Most of the more humble classic cars, however, have not risen by anything like that amount — and any increase in value must also take into account the costs of restoration, maintenance and storage. The last in particular can be significant, as many people who buy old cars purely for investment simply leave them locked away in specialist facilities, which charge up to £100 a week for their services.
Watches, of course, are considerably easier to store (even if they require specially adapted boxes), as are, surprisingly, violins — another area that can provide an impressive return on investment.
Tim Ingles, who worked as a musical instruments specialist at Sotheby’s for 19 years before co-founding the auction and consultancy business Ingles & Hayday at the beginning of 2013, cites the so-called Lady Blunt Stradivarius as a demonstration of how the value of the best violins has risen over the decades.
‘The Lady Blunt established a world auction record in 2011 when it sold for £9.8 million,’ he explains. ‘It was recorded as selling for £84,000 in 1971, so that represents a consistent annual return on investment of 12 per cent over a 32-year period. But you don’t need to spend millions on a Stradivarius or a Guarnerius in order to make a decent investment in a violin. Around £30,000 is probably the minimum feasible amount, and that will get you a good “modern” instrument [ie, made after 1860], which has a good chance of rising in value. And you can simply store it at home, as long as it’s kept away from direct heat and sunlight.’
Those looking for a little more excitement from their investments might also consider sporting guns. According to specialist and auctioneer Gavin Gardiner, this particular ‘boy’s toy’ has proved a popular area to park money in recent years.
‘The general lack of conventional investment opportunities has provided lots of people with exactly the excuse they were looking for to spend their pocket money,’ says Gardiner. ‘With interest rates being so low, they can justify liberating their savings to buy something which, in the worst-case scenario, will provide them with no return on investment but lots of fun — but, in the best-case scenario, will provide a significant return on investment as well as lots of fun. There are plenty of people buying guns at £30,000 and above, and even some spending up to £200,000. But, perhaps surprisingly, it is in the lower price areas, around the £1,000 to £2,000 mark, where we are seeing the most activity.

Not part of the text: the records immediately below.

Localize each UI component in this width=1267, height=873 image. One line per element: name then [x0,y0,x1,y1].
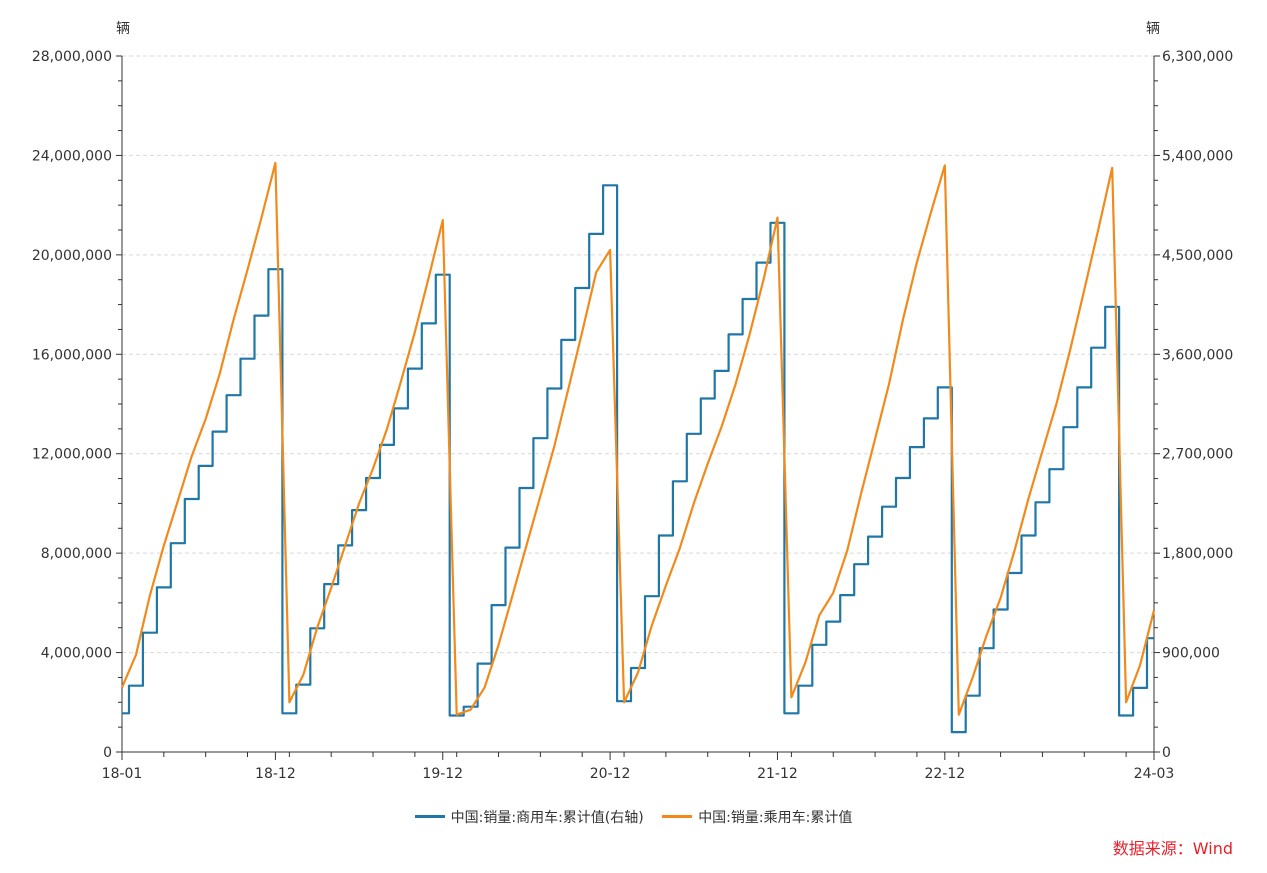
legend-swatch-commercial [414,815,445,818]
left-tick-label: 0 [103,745,112,761]
x-tick-label: 19-12 [422,766,463,782]
series-line-passenger [120,161,1156,716]
left-tick-label: 4,000,000 [41,646,112,662]
grid-lines [122,55,1154,654]
left-axis-unit: 辆 [116,21,130,37]
legend-label-commercial: 中国:销量:商用车:累计值(右轴) [450,809,644,826]
left-tick-label: 20,000,000 [32,248,112,264]
legend-swatch-passenger [662,815,693,818]
x-tick-label: 20-12 [590,766,631,782]
x-tick-label: 21-12 [757,766,798,782]
right-axis-unit: 辆 [1146,21,1160,37]
right-tick-label: 2,700,000 [1162,447,1233,463]
right-tick-label: 4,500,000 [1162,248,1233,264]
left-tick-label: 8,000,000 [41,546,112,562]
axes: 0 4,000,000 8,000,000 12,000,000 16,000,000 2… [32,49,1233,782]
left-tick-label: 16,000,000 [32,347,112,363]
series-group [120,161,1156,734]
legend: 中国:销量:商用车:累计值(右轴) 中国:销量:乘用车:累计值 [0,806,1267,827]
legend-label-passenger: 中国:销量:乘用车:累计值 [698,809,853,826]
x-tick-label: 22-12 [924,766,965,782]
left-tick-label: 24,000,000 [32,148,112,164]
right-tick-label: 5,400,000 [1162,148,1233,164]
x-tick-label: 24-03 [1134,766,1175,782]
source-note: 数据来源：Wind [1112,839,1233,858]
right-tick-label: 1,800,000 [1162,546,1233,562]
right-tick-label: 6,300,000 [1162,49,1233,65]
legend-item-passenger: 中国:销量:乘用车:累计值 [662,807,852,827]
right-tick-label: 0 [1162,745,1171,761]
right-tick-label: 900,000 [1162,646,1220,662]
right-tick-label: 3,600,000 [1162,347,1233,363]
left-tick-label: 28,000,000 [32,49,112,65]
x-tick-label: 18-01 [102,766,143,782]
series-line-commercial [122,184,1154,734]
x-tick-label: 18-12 [255,766,296,782]
legend-item-commercial: 中国:销量:商用车:累计值(右轴) [414,807,644,827]
left-tick-label: 12,000,000 [32,447,112,463]
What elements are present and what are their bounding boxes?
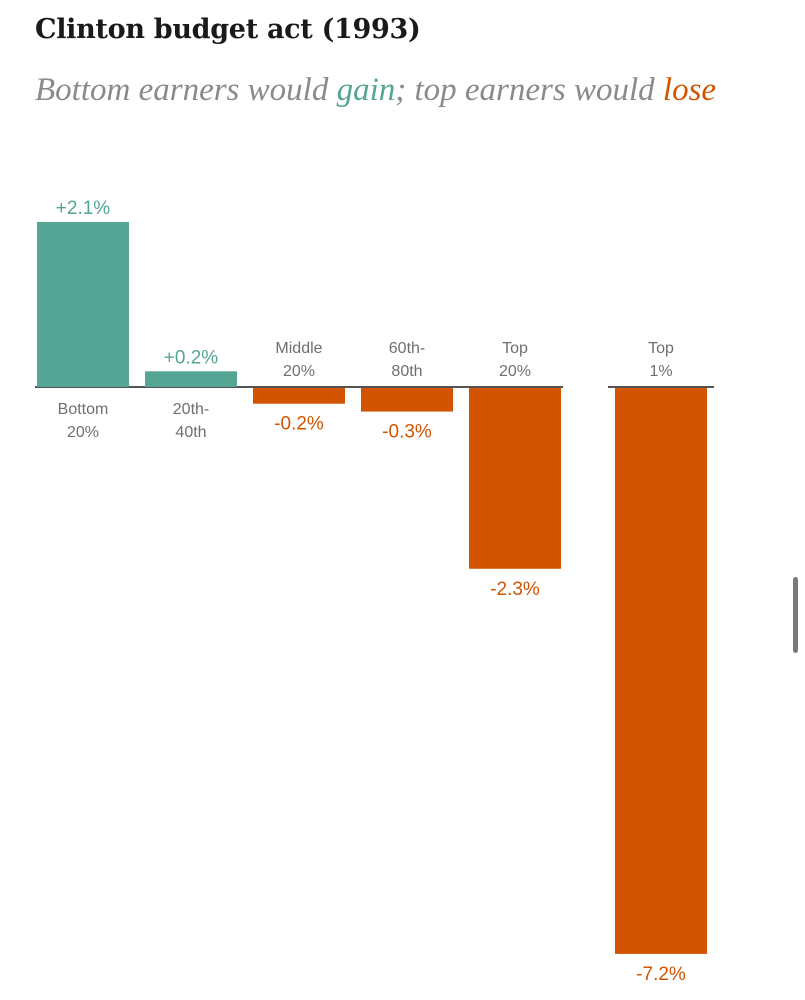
category-label-4-line-1: 20% — [499, 363, 531, 380]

‘If I had £20,000 to play with, I’d be tempted to put it into a good shotgun by one of the great British makers such as Purdey, Boss or Holland & Holland. As with all areas of collecting, quality and condition are key to value — but buy a great gun in great condition and it’s difficult to see how you could go wrong,’ he adds.
Simon Khachadourian of London’s Pullman Gallery, which specialises in 20th-century objets de luxe ranging from Art Deco cocktail accoutrements to smoking memorabilia, automobile art and period desk accessories, concurs with Gardiner on the matter of quality: ‘We have certainly seen an increase in cus-tomers buying for investment rather than simply for pleasure — although the two are not mutually exclusive — but there is no doubt that people are giving careful consideration to what they spend their money on, just as they would if they were putting it into stocks and shares, property or anything else from which they hope to realise a decent return.
‘A tangible object that is, preferably, the best of its kind and in finite supply — be that a cocktail shaker, the propeller from a vintage aircraft, a motoring poster or a piece of vintage Louis Vuitton luggage — has simply become a more reliable place to put your cash than a savings account,’ says Khachadourian. ‘And let’s face it, a beautiful object is a whole lot nicer to look at than a bank statement.’